El problema está en que este crecimiento desmedido está acompañado de desorden y la invasión del espacio destinado a los peatones y el tráfico vehicular. Cualquiera que visite uno de los mercados, seguramente, se sorprenderá con lo difícil que es dar un simple paso, especialmente, en esta temporada de venta de materiales escolares, cuando la población acude masivamente a realizar la compra de la lista de útiles para sus hijos.
El caos que existe en el sector de venta de materiales escolares, uniformes y mochilas es indescriptible debido a que las vías están llenas de comerciantes informales que no siempre se asientan de forma ordena y cierran por completo el paso para los motorizados y complican el tránsito de los peatomes.
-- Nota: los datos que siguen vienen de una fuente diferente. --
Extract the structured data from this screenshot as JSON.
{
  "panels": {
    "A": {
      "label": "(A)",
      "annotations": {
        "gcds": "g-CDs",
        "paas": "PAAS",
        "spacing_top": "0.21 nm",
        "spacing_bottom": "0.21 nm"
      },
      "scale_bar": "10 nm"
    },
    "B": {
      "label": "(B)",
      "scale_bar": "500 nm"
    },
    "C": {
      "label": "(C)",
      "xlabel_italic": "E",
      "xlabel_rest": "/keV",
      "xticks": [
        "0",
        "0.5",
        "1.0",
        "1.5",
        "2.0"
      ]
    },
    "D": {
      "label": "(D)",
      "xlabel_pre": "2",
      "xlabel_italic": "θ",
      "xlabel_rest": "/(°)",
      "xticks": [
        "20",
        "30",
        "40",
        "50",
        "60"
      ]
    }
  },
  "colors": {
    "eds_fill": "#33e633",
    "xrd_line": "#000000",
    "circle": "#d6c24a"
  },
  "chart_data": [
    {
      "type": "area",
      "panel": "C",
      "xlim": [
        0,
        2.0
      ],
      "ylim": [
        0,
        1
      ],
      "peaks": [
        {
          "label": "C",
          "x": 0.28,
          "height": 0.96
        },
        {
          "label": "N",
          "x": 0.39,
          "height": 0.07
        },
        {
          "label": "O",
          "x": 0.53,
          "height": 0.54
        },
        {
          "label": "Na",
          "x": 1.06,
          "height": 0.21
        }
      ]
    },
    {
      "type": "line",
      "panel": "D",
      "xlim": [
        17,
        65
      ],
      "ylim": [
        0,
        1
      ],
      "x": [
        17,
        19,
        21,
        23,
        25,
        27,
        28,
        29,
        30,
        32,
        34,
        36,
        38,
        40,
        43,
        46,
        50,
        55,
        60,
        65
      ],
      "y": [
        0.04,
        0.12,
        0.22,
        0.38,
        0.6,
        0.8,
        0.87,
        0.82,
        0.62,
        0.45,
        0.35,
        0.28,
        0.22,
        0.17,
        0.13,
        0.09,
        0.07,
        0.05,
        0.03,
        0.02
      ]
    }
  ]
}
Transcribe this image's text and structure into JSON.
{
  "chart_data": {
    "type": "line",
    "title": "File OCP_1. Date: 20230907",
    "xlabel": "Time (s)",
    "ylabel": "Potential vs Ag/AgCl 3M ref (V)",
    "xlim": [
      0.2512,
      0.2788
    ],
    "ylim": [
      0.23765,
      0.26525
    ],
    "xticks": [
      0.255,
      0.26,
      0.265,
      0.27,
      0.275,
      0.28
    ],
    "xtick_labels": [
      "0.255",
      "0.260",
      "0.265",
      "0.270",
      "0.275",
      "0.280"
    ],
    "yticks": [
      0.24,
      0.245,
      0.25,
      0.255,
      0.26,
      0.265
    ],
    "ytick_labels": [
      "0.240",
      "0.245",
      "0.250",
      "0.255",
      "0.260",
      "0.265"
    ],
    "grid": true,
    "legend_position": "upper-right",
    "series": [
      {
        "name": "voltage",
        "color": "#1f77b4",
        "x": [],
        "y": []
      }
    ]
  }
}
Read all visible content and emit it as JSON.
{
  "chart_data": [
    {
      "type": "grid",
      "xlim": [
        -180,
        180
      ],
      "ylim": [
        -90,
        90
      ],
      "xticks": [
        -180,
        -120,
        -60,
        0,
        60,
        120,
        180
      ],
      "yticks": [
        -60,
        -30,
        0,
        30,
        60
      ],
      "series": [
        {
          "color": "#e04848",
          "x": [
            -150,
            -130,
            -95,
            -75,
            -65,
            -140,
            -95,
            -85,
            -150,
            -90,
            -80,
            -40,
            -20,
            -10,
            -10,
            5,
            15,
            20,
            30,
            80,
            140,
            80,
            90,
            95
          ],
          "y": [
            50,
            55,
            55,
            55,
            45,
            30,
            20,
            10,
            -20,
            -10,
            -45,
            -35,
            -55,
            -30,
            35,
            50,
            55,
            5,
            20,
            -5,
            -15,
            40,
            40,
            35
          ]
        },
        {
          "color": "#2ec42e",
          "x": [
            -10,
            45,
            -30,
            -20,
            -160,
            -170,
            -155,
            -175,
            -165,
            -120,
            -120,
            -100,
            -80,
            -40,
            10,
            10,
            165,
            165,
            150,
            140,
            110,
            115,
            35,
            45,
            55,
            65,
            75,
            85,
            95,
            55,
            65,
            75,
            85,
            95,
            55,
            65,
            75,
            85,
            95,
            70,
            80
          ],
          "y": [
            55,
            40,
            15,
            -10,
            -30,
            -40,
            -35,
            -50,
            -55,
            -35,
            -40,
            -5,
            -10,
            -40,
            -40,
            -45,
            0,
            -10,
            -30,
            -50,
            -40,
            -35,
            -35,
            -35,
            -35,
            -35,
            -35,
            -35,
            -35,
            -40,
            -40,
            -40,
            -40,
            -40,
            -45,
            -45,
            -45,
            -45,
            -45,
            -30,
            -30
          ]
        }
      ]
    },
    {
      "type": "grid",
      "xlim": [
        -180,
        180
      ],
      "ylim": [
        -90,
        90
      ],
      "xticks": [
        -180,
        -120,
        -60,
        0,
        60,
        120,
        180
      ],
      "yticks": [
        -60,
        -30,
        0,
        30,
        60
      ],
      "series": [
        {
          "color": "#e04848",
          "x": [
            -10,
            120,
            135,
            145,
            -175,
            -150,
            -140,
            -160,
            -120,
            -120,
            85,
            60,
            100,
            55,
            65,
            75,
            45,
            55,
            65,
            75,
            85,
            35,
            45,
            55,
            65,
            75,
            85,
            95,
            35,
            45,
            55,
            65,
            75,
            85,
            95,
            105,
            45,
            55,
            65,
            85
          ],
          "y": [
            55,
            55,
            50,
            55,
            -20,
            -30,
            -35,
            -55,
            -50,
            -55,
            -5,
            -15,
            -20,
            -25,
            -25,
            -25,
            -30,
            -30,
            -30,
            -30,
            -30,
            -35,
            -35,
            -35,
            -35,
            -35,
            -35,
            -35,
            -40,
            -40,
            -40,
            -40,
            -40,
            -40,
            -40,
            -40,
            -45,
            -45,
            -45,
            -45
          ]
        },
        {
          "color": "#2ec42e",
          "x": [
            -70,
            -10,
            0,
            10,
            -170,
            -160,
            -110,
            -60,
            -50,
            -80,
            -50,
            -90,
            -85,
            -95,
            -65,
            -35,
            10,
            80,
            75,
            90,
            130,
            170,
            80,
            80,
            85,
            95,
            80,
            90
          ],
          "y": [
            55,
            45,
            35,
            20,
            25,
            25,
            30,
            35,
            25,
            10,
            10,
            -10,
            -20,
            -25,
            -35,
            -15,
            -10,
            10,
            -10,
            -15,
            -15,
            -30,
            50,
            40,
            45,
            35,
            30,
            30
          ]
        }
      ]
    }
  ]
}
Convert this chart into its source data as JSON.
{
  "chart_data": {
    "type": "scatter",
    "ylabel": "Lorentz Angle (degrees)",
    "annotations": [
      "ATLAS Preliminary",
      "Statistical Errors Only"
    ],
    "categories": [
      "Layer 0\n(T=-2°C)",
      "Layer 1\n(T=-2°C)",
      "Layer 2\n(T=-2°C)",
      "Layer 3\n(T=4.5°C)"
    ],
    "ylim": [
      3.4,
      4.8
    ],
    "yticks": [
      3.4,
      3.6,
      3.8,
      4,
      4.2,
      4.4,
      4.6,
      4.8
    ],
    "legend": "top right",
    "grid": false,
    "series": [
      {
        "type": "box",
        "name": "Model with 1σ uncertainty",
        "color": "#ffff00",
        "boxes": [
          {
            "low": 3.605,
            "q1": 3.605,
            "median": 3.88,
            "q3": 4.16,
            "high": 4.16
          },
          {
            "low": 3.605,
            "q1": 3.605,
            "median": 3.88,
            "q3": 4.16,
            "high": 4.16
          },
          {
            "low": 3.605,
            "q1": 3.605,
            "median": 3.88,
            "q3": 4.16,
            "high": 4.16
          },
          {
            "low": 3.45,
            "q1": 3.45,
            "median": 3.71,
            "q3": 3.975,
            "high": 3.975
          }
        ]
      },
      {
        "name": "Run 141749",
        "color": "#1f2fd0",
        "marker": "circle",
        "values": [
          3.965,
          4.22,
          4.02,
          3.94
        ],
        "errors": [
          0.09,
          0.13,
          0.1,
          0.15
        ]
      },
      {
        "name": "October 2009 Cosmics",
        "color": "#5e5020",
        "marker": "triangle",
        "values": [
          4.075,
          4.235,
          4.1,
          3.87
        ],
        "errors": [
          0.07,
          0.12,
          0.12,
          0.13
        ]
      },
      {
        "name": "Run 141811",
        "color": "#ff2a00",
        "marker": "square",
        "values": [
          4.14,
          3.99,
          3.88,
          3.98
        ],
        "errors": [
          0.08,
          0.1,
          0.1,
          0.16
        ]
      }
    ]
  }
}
Uno de los puntos críticos es la calle Tarata y sus inmediaciones, pero la situación se repite en otros sectores, donde los materiales se venden al por mayor y a precios accesibles.
El avance desordenado del comercio se replica en otras zonas como las avenidas San Martín, Aroma, Oquendo y Ayacucho. El Correo y sus alrededores se han convertido en un mercadillo que se transforma por las noches por la proliferación de puestos de comida rápida.
Aunque hace unos tres años se planteó hacer una galería subterráneo, el proyecto no prosperó. También hay un aumento de vendedores en el Cristo de la Concordia y otros espacios turísticos.
El crecimiento del comercio informal está ligado a la situación económica del país. Es innegable que ante la falta de empleos formales, las personas buscarán fuentes de ingreso, por lo que el comercio se presenta como una oportunidad efectiva para conseguir recursos.
El reto de tener mercados ordenados y con espacios para peatones y vehículos no sólo es una tarea pendiente, sino que la situación se ha agudizado debido a que no existe un plan para ordenar el comercio formal, que realiza avances, y el informal que busca los puntos con mayor circulación para comercializar con mayor alcance sus productos.
En esta época donde sube la compra de material escolar los controles de la Intendencia se enfocan en desalojar a las comerciantes denominadas las mañaneras, que venden el material escolar a bajo costo en la madrugada, pero qué ¿pasa con el resto del mar de comerciantes que han cerrados vías completas?
El panorama que se vive en esta época del año debe servir para que se elaboren planes que logren recuperar los espacios públicos y eliminar el desorden que afecta a los principales mercados de Cochabamba.